Abstract for Presentation at 12th Annual South Florida Latin American and Caribbean Studies Conference

Socialismo Maduro o Socialismo Inmaduro: Venezuela en la Encrucijada

Recent disturbances in Venezuela are attempting to undermine the legitimacy of the democratically elected Maduro government through domestic civil unrest magnified internationally through a global online awareness campaign: #sosvenezuela. Activism directed against the government has pulled from the traditional playbook of the populist left and invited repression whilst airing grievances and uniting around a prospective new government figurehead, Leopoldo Lopez. The response by the police and military as well as para-governmental Chavista forces, such as the community militias, has thus far been swift and spectacular but has not reached a tipping point that would serve as a pretext for foreign military intervention.

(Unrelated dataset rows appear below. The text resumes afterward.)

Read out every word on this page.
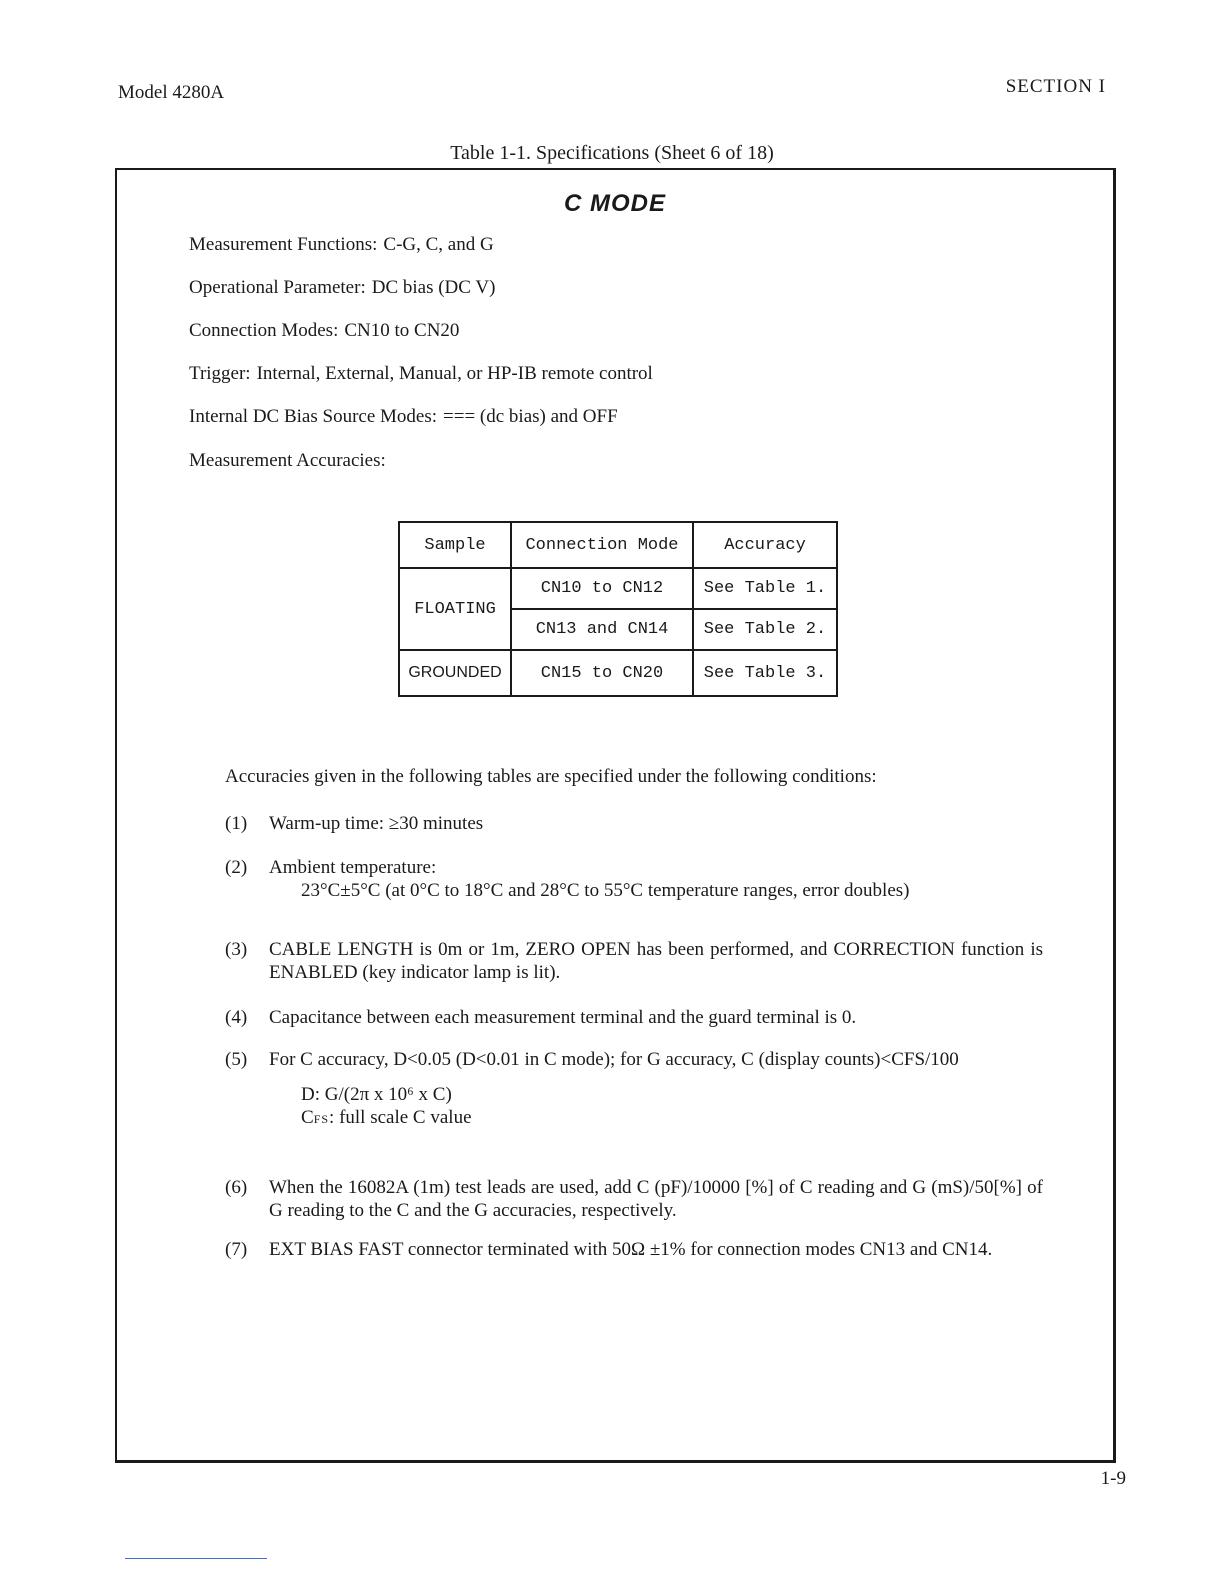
Model 4280A	SECTION I
Table 1-1. Specifications (Sheet 6 of 18)
C MODE
Measurement Functions: C-G, C, and G
Operational Parameter: DC bias (DC V)
Connection Modes: CN10 to CN20
Trigger: Internal, External, Manual, or HP-IB remote control
Internal DC Bias Source Modes: === (dc bias) and OFF
Measurement Accuracies:
Sample	Connection Mode	Accuracy
FLOATING	CN10 to CN12	See Table 1.
	CN13 and CN14	See Table 2.
GROUNDED	CN15 to CN20	See Table 3.
Accuracies given in the following tables are specified under the following conditions:
(1)	Warm-up time: ≥30 minutes
(2)	Ambient temperature:
23°C±5°C (at 0°C to 18°C and 28°C to 55°C temperature ranges, error doubles)
(3)	CABLE LENGTH is 0m or 1m, ZERO OPEN has been performed, and CORRECTION function is ENABLED (key indicator lamp is lit).
(4)	Capacitance between each measurement terminal and the guard terminal is 0.
(5)	For C accuracy, D<0.05 (D<0.01 in C mode); for G accuracy, C (display counts)<CFS/100
D: G/(2π x 10⁶ x C)
CFS: full scale C value
(6)	When the 16082A (1m) test leads are used, add C (pF)/10000 [%] of C reading and G (mS)/50[%] of G reading to the C and the G accuracies, respectively.
(7)	EXT BIAS FAST connector terminated with 50Ω ±1% for connection modes CN13 and CN14.
1-9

The manner in which this crisis is managed will likely come to be seen as equally significant as that of the coup attempts and oil strikes of 2002 and 2003 and, to a degree, indicates the level of mobilization and commitment of the lower-classes to the Bolivarian revolutionary process. Such commitment to “el processo” is especially timely now as thus far the Maduro government has struggled to manifest the vision propounded by the United Socialist Party of Venezuela in the most recent elections. The state media thus far has explained food shortages and infrastructural problems as symptoms of foreign attempts to destabilize the regime, as was done to Chile in 1973, while the international media has framed it as an issue of a juvenile leader’s incompetency or the result of a malignant, antiquated ideology. My presentation will analyze these currently on-going events and coverage of the domestic unrest in Venezuela in an international and historical context.